In reality, it is well-documented that the impact of overpopulation on climate change is much exaggerated – in fact, global population growth is slowing, despite repeated arguments that it is increasing exponentially. Concerns regarding overpopulation typically reference poorer countries where the population is growing fastest. However, the poorest half of the world contributes just 10 per cent to the planet’s consumption-based carbon emissions. Conversely, the richest 10 per cent contribute 50 per cent of global emissions, putting overpopulation far down the list of climate change contributors (Attenborough has recently acknowledged this himself, arguing that capitalist excesses in the West must be “curbed” to save the planet).

“We were surprised and disturbed to see the extent to which Attenborough's anti-scientific claims about human overpopulation were the dominant frame within which almost all significant online conversation about him took place over the past year,” says Nolan MacGregor, the co-founder of Jarrow Insights.

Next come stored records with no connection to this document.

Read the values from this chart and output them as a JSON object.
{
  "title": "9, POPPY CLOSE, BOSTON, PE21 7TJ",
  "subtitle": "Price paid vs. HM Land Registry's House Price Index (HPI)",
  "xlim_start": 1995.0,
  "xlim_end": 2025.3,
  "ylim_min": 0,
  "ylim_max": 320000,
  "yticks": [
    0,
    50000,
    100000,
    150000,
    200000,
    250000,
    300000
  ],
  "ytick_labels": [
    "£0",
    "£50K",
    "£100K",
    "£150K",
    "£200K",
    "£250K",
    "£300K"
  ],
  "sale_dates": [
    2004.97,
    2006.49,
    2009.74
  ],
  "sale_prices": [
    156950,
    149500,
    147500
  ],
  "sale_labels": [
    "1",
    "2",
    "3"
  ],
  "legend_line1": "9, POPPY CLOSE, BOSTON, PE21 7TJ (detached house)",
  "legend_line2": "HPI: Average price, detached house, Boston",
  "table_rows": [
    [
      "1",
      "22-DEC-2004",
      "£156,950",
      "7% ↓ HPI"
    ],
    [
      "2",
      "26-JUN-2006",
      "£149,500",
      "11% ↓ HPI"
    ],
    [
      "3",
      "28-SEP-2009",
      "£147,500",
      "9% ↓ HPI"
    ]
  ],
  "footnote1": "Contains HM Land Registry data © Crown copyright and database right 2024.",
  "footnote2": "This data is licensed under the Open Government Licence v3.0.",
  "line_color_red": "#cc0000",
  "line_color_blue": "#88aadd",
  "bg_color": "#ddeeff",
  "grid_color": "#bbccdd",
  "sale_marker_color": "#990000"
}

Crucially, he notes, most of the posts discussing Attenborough’s overpopulation claims gave tacit support to the idea, with few dissenters (of those, most promoted basic climate change denial).

“It would not have been possible to prove that [this is

 

his most popular idea] without a quantitative data analysis over time,” MacGregor added. “If you'd asked any of us at Jarrow, we'd have said we knew he held these views but that surely what he's most known for, and what most people care about, is his general environmentalist stance.” 

[See also: How can film narrate the climate crisis?]

The past few years have seen a large spike in climate change activism – the rise of Extinction Rebellion and the increased visibility of activists such as Greta Thunberg have pushed green issues into the mainstream. The pandemic has also accelerated climate change advocacy, with increased awareness about the impact of travel on the planet during a year when few people are flying. However, this awareness has also accelerated the popularity of hard-right splinter ideologies that aim to popularise dangerous ideals.

Ecofascism is the most popular of these theories, and is fundamentally underpinned by the idea that the planet is overrun by humans who will kill the earth unless a major intervention occurs. It pushes the ethnonationalist idea that the only remedy is to cull human life and send people back to their “racial homeland”. While this level of ideological extremity has not grown significantly since the pandemic, watered-down versions of these ideas have crept their way into the mainstream. Popular memes such as “the planet is healing” and “humans are the virus” circulated online in light of these stories when the pandemic began. Many climate change activists, on all sides of the political spectrum, argued that extreme measures must be taken to limit the population and that Covid-19 has helped achieve this aim. 

[See also: Is coronavirus causing a rise in ecofascism?]

MacGregor argues that the potency of Attenborough’s overpopulation theory is cause for some concern. “Even the broadcast premiere of his latest film did not generate more conversation volumes than his overpopulation claims,” he says, emphasising how widely unchecked these claims have gone. MacGregor believes that tracking the strength of Attenborough’s argument will be crucial to understanding “the evolving nature of ecofascist mainstreaming in the information ecosystem.” And while Attenborough himself has never shown sympathy for the ecofascist movement (or cited any other typically ecofascist ideas), his advocacy of overpopulation concerns will still be seen by ecofascists as a victory. By continuing to push this particular pillar of his climate change activism, he could prove useful to ecofascists – lending a friendly face to misattribute to their much more extreme and violent cause.